SUARA INDONESIA, JEMBER - Ketegangan internal memuncak di SMA Negeri 1 Tanggul, Kabupaten Jember, Jawa Timur. Puluhan guru dan karyawan menggalang petisi yang mendesak pencopotan Kepala Sekolah Martha Mila Sugesti.

Petisi yang disusun pada 27 November 2025 itu memuat berbagai tuduhan atas gaya kepemimpinan yang dianggap menciptakan iklim kerja tidak sehat. Berdasarkan informasi yang diterima Suara Indonesia, sebanyak 54 guru dan karyawan telah menandatangani petisi tersebut sebagai bentuk protes resmi.

Dalam petisi itu, para guru menyebut kepala sekolah diduga kerap melakukan intimidasi dengan menggunakan bahasa bernada ancaman dan ucapan kasar. Mereka juga mengaku sering mendapat tekanan psikologis tanpa alasan jelas, termasuk ancaman mutasi yang dinilai tidak berdasar.

Selain itu, beban kerja disebut sering dibagikan tanpa mempertimbangkan tugas pokok dan fungsi maupun jabatan. Pelaksanaannya bahkan dinilai tidak memedulikan aspek kemanusiaan.

Petisi tersebut juga memuat dugaan lebih serius, yakni keterlibatan guru dan karyawan dalam urusan pribadi kepala sekolah, termasuk perintah untuk membersihkan rumah pribadinya.

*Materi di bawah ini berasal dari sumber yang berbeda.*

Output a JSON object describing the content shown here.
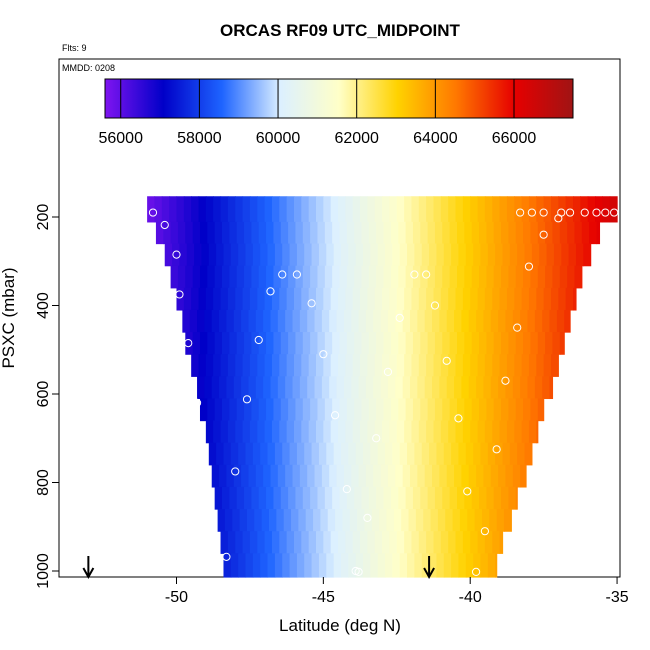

Para guru juga menuding adanya praktik kolusi, korupsi, dan nepotisme dalam proses penerimaan karyawan. Salah satunya melalui dugaan pemalsuan tanda tangan yang diberlakukan surut demi kepentingan keluarga kepala sekolah.

Mereka turut mengeluhkan perlakuan tidak menyenangkan, seperti dimarahi di depan umum tanpa penjelasan maupun bukti yang terang. Selain itu, beberapa program sekolah disebut tidak dijalankan sesuai dokumen perencanaan yang telah disusun.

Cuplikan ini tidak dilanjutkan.